Dave Druelinger wrote:
I'm using Boost.Regex to match a long, complicated pattern to between 30 and 50 long strings. I loop through and call regex_search until it doesn't find any more matches in the current string and then it moves on to the next string. The problem is that when it has looped through about 40 of the strings, Boost.Regex will hang on the regex_search() function, and it will just sit there processing forever. If I reduce the number of strings I match against there is no problem; 20-30 iterations works like a charm. It also seems to help if I reduce the size of the regex pattern.
Frankly I have no clue what could be causing the problem, and any help would be greatly appreciated.

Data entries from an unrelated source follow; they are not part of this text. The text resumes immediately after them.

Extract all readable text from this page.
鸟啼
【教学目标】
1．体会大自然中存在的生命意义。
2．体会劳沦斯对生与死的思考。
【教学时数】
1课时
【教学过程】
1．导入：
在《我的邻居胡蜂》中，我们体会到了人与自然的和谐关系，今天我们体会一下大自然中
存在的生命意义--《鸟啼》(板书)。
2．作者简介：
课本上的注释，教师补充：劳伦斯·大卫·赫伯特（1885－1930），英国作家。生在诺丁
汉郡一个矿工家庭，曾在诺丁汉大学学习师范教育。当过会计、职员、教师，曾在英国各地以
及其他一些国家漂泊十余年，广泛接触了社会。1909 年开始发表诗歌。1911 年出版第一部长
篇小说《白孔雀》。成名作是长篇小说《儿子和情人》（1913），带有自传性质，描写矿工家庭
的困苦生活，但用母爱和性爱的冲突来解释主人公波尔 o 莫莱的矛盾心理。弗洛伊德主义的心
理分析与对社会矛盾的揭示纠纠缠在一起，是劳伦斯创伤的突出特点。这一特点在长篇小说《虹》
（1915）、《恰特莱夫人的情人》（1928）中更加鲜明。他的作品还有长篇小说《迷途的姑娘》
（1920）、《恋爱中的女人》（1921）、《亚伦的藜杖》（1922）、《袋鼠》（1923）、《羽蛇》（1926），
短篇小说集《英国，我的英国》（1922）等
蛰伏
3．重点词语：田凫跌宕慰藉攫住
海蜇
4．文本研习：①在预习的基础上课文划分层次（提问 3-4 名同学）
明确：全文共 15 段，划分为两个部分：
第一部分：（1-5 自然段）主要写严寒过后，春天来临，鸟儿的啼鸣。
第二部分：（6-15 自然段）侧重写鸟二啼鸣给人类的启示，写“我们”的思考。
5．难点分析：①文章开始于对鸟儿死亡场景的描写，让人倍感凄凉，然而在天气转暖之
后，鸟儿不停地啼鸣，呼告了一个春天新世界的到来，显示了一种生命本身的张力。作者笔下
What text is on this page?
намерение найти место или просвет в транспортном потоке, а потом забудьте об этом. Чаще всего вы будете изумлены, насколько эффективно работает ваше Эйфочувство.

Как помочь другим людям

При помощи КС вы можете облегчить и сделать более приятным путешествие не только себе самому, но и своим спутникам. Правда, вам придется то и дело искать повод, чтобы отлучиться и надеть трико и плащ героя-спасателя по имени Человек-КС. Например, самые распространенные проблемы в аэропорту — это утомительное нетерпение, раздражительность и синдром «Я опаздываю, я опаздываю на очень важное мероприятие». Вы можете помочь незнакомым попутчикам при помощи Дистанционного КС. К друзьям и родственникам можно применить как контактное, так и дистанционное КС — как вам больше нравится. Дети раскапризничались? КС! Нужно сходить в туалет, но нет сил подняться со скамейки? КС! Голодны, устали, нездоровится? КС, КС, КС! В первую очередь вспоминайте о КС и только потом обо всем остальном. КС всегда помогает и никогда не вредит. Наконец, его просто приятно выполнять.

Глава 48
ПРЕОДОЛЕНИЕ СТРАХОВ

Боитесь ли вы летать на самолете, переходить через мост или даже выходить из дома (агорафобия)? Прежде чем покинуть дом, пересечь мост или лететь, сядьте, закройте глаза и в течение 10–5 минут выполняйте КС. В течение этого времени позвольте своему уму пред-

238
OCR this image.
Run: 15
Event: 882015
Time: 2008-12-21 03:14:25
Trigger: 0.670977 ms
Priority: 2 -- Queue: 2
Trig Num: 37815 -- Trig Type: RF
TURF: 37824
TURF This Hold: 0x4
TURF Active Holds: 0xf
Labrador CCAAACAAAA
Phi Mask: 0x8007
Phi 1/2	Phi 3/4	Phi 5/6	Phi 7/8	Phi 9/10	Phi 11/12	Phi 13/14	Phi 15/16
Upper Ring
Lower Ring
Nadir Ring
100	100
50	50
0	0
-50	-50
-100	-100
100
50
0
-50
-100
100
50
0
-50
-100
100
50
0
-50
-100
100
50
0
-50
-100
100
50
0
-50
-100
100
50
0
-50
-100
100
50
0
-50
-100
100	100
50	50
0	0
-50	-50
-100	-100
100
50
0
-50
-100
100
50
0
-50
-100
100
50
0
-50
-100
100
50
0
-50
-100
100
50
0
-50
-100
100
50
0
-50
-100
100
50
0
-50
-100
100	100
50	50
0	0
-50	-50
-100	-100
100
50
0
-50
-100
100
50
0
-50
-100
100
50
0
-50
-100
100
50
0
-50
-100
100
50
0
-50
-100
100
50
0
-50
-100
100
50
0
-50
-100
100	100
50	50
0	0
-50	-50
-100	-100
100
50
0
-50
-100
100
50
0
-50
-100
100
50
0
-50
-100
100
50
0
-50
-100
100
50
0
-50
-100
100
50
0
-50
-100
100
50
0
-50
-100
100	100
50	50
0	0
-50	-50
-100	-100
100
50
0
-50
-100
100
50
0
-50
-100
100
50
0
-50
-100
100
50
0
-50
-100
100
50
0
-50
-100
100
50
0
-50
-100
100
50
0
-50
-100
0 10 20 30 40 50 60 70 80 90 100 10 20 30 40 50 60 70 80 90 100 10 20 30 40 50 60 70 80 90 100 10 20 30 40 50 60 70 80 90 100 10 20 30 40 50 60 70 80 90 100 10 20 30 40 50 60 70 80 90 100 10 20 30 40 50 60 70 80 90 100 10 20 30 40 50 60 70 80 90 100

I think you need to isolate the problem: figure out which specific string against which specific pattern is causing the problem. [Aside: should you happen to be using Visual Studio, wait till it hangs, and then do a "break-all" and work up the call stack to see what the string and pattern was]. Which Boost.Regex version are you using? In all recent releases there is code to detect pathological cases and throw an exception so you don't get into this situation. BTW: the issue here is that matching Perl style regexes is an NP-Hard problem in general. Usually you will never hit that kind of situation though :-) When things go wrong, it's normally nested "ambiguous" repeats combined with a particular pattern of text in the string - long sections of whitespace for example. The trick is to try and optimise your regex so that each time the state machine has to make a decision, there is only one way it can go for any given input characater. For example if you have: (\s*something-to-be-matched\s*)+ the expression may behave badly when it sees long sections of whitespace, since those two \s*'s are effectively right next to each other, but if we make it less ambiguous: \s*(something-to-be-matched\s*)+ then it will be fine, because you don't have two \s*\s* 's next to each other. Hopefully, I'm making sence, and this will trigger an idea :-) Regards, John Maddock.